00:23:30.560 Despite taking on extra fuel prior to departure to mitigate the chance of a diversion, they mentally committed to their landing plan and lost flexibility as conditions deteriorated. Upon attempting to land on runway 24L, they required around 8,780 feet to stop safely, but they landed 3,800 feet down the runway. Compounding this situation, they delayed in deploying thrust reversers due to high workload, failing to slow down adequately. Consequently, they overran the runway and found themselves in a ravine, just short of the extremely busy Highway 401 during rush hour.
00:24:05.120 Even though the plane was still on airport property and fire crews arrived within 52 seconds, it ultimately took four hours to control the ensuing fire. Remarkably, of the 309 individuals on board, all survived. Only 33 required hospitalization, and of those, 21 were treated and released. Despite facing catastrophic conditions, the crew's training and decisive actions resulted in a successful evacuation.

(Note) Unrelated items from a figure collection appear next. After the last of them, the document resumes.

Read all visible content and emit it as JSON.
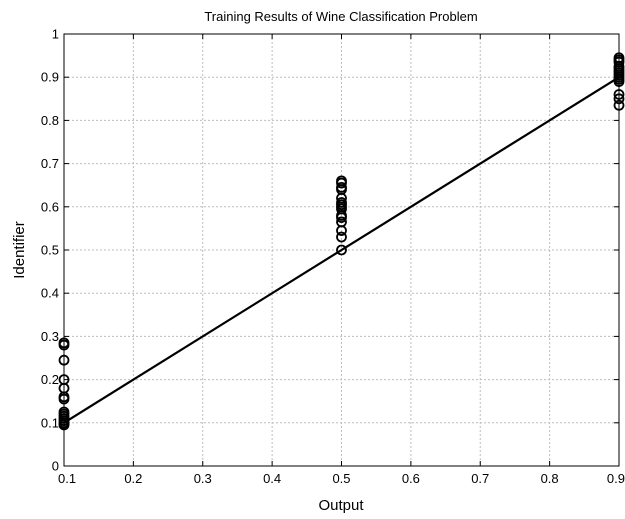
{
  "chart_data": {
    "type": "scatter",
    "title": "Training Results of Wine Classification Problem",
    "xlabel": "Output",
    "ylabel": "Identifier",
    "xlim": [
      0.1,
      0.9
    ],
    "ylim": [
      0,
      1
    ],
    "xticks": [
      "0.1",
      "0.2",
      "0.3",
      "0.4",
      "0.5",
      "0.6",
      "0.7",
      "0.8",
      "0.9"
    ],
    "yticks": [
      "0",
      "0.1",
      "0.2",
      "0.3",
      "0.4",
      "0.5",
      "0.6",
      "0.7",
      "0.8",
      "0.9",
      "1"
    ],
    "grid": true,
    "legend": "none",
    "colors": {
      "marker": "#000000",
      "line": "#000000",
      "grid": "#bdbdbd"
    },
    "series": [
      {
        "type": "scatter",
        "marker": "circle-open",
        "points": [
          [
            0.1,
            0.285
          ],
          [
            0.1,
            0.28
          ],
          [
            0.1,
            0.245
          ],
          [
            0.1,
            0.2
          ],
          [
            0.1,
            0.18
          ],
          [
            0.1,
            0.16
          ],
          [
            0.1,
            0.155
          ],
          [
            0.1,
            0.125
          ],
          [
            0.1,
            0.12
          ],
          [
            0.1,
            0.115
          ],
          [
            0.1,
            0.11
          ],
          [
            0.1,
            0.105
          ],
          [
            0.1,
            0.1
          ],
          [
            0.1,
            0.098
          ],
          [
            0.1,
            0.095
          ],
          [
            0.5,
            0.66
          ],
          [
            0.5,
            0.655
          ],
          [
            0.5,
            0.645
          ],
          [
            0.5,
            0.64
          ],
          [
            0.5,
            0.62
          ],
          [
            0.5,
            0.61
          ],
          [
            0.5,
            0.605
          ],
          [
            0.5,
            0.6
          ],
          [
            0.5,
            0.595
          ],
          [
            0.5,
            0.58
          ],
          [
            0.5,
            0.575
          ],
          [
            0.5,
            0.565
          ],
          [
            0.5,
            0.545
          ],
          [
            0.5,
            0.53
          ],
          [
            0.5,
            0.5
          ],
          [
            0.9,
            0.945
          ],
          [
            0.9,
            0.94
          ],
          [
            0.9,
            0.935
          ],
          [
            0.9,
            0.925
          ],
          [
            0.9,
            0.92
          ],
          [
            0.9,
            0.915
          ],
          [
            0.9,
            0.91
          ],
          [
            0.9,
            0.905
          ],
          [
            0.9,
            0.9
          ],
          [
            0.9,
            0.895
          ],
          [
            0.9,
            0.89
          ],
          [
            0.9,
            0.86
          ],
          [
            0.9,
            0.85
          ],
          [
            0.9,
            0.835
          ]
        ]
      },
      {
        "type": "line",
        "points": [
          [
            0.1,
            0.1
          ],
          [
            0.9,
            0.9
          ]
        ]
      }
    ]
  }
}
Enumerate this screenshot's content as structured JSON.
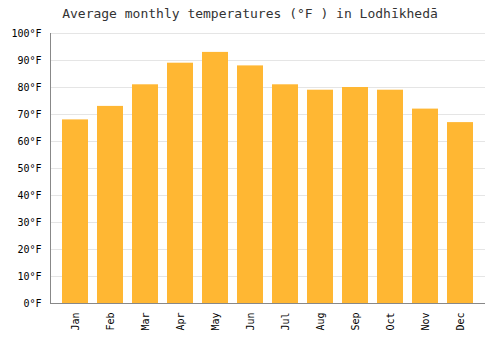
{
  "chart_data": {
    "type": "bar",
    "title": "Average monthly temperatures (°F ) in Lodhīkhedā",
    "categories": [
      "Jan",
      "Feb",
      "Mar",
      "Apr",
      "May",
      "Jun",
      "Jul",
      "Aug",
      "Sep",
      "Oct",
      "Nov",
      "Dec"
    ],
    "values": [
      68,
      73,
      81,
      89,
      93,
      88,
      81,
      79,
      80,
      79,
      72,
      67
    ],
    "color": "#FFB733",
    "ylim": [
      0,
      100
    ],
    "yticks": [
      {
        "value": 0,
        "label": "0°F"
      },
      {
        "value": 10,
        "label": "10°F"
      },
      {
        "value": 20,
        "label": "20°F"
      },
      {
        "value": 30,
        "label": "30°F"
      },
      {
        "value": 40,
        "label": "40°F"
      },
      {
        "value": 50,
        "label": "50°F"
      },
      {
        "value": 60,
        "label": "60°F"
      },
      {
        "value": 70,
        "label": "70°F"
      },
      {
        "value": 80,
        "label": "80°F"
      },
      {
        "value": 90,
        "label": "90°F"
      },
      {
        "value": 100,
        "label": "100°F"
      }
    ],
    "grid": true
  }
}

00:25:52.160 According to the Transportation Safety Board, the successful evacuation was due to exemplary and professional performance from the cabin crew. They utilized astute risk analyses and directed passengers toward suitable emergency exits while maintaining robust communication. Furthermore, the crew ensured that the required minimum number of flight attendants was present, allowing them to provide adequate coverage during the crisis. Ultimately, the evacuation took less than two minutes, with the last person to leave being one of the pilots, who confirmed that the cabin was empty.
00:27:02.080 The survival of 309 people in Canada in 2005 is attributable to lessons learned from events like the British Air Tours incident in 1985. Throughout the world, accident investigators relentlessly pursue the truth, document it, and share findings. These investigations don't merely stop at individual pilot error; they delve into how specific circumstances could lead qualified individuals to make poor choices and strive to alter systemic factors moving forward, optimizing the environments for superior performance. Again, this is not a talk about airplane crashes. Thank you for your time.